Day two was art and museum day. We dipped our feet in the fountain outside the newly renovated Rijksmuseum and played in the adjacent playground before making our way to the nearby Van Gogh Museum. Marley, who had studied the troubled Dutch artist at school the year before, begged us to go in. The bill: €30 (€15 for each adult, the kids went free). Although my husband and I worried that the art would be lost on our children, we were pleasantly surprised. The kids both received a children’s activity booklet/treasure hunt when we arrived. They were so excited about finding the answer to the next question that they raced through the museum to see the next clue. After finishing their sheet, which took a good hour, we took them back to visit their favourite paintings. Pierce and I sat in front of Wheatfield With Crows for 15 minutes, discussing the various painting techniques and colours while Marley was infatuated by the famed sunflowers which Van Gogh painted for his friend Paul Gauguin’s room at the Yellow House in Arles.

For a break, we wandered through Vondelpark, the 45-hectare park named after the Dutch poet Joost van den Vondel before finding our way to NEMO, a massive, boat-shaped science centre. While a bit of a pain to get to (no trams reach it), the five-floor museum entertained us all for a good three hours. We made soap bubbles bigger than our bodies, built bridges and flew a plane using a well-aimed spotlight. The kids begged us to stay longer.

We spent our final day wandering aimlessly through the city’s streets, crossing bridges and stopping for snacks. At one point, after exiting Amsterdam’s oldest church, Oude Kerk, we realized that we had wandered quite far into the heart of The Red Light district. Now to be honest, I’d made my husband promise to let me see at least one street in the district – I had to be able to say I’d been there done that. But I had no idea how difficult this task would prove to be when walking with two young children in tow.

At one point, we crossed a bridge and entered what I’ll term the window district. Shop upon shop of windows lined both sides of the canal, some with closed curtains and others featuring the symbolic lingerie-clad woman selling her wares. It was the sex shops I hadn’t counted on. Massive “toys” and blow-up dolls lined the storefronts while we distracted the children by looking at boats in the water below. Remembering that our kids are both extremely literate and aware of their surroundings, we spent the majority of the adventure scanning the streets ahead and pre-planning our distraction techniques. Upon seeing a sign that read Live Sex Show in 1,000-point, neon font on a building ahead, I quickly said, “Wow, look at that awesome boat down there, don’t you love its red roof.” A prominently displayed postcard of a naked bum with a Monica Lewinsky-placed cigar prompted an “Oooh, look at that tall house on the other side of the street. Can you find its pulley?”

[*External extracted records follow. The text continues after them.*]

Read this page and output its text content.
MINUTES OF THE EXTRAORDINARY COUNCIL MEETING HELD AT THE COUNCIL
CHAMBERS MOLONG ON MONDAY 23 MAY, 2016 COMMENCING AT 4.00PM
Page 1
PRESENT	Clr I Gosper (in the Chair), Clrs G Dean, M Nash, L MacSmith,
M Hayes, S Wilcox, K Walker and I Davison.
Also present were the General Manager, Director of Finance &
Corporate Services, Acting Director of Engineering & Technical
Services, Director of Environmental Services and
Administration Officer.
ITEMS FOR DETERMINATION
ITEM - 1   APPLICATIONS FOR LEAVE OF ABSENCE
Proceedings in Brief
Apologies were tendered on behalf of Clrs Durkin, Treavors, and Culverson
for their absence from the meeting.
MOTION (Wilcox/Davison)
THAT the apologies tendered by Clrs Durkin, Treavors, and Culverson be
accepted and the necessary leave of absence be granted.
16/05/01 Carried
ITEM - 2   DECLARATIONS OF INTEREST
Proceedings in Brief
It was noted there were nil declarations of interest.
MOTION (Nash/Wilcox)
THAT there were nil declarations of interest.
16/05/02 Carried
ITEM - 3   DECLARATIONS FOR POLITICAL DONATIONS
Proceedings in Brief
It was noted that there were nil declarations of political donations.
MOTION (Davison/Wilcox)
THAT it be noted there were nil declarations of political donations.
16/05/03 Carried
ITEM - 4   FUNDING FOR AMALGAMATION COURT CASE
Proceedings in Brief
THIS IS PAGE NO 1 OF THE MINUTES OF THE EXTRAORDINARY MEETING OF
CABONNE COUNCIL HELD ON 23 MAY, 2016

Surprisingly, the kids hadn’t uttered a word about the strange things they managed to see despite our distraction techniques. In hindsight, their silence may have been a result of their shock and utter confusion. A few streets outside of the district I breathed a sigh of relief, welcoming the comforting sight of clean cafés and clothing stores albeit with a faint smell of weed in the air. I was amazed that I hadn’t had to explain anything to the kids, especially Marley, who picks up on everything. Just then, she took my hand and looked up at me with her bright, sparkly blue eyes. “They must sell a lot of bikinis in Amsterdam,” she mused. “Yes, they definitely do,” I said as we headed towards home.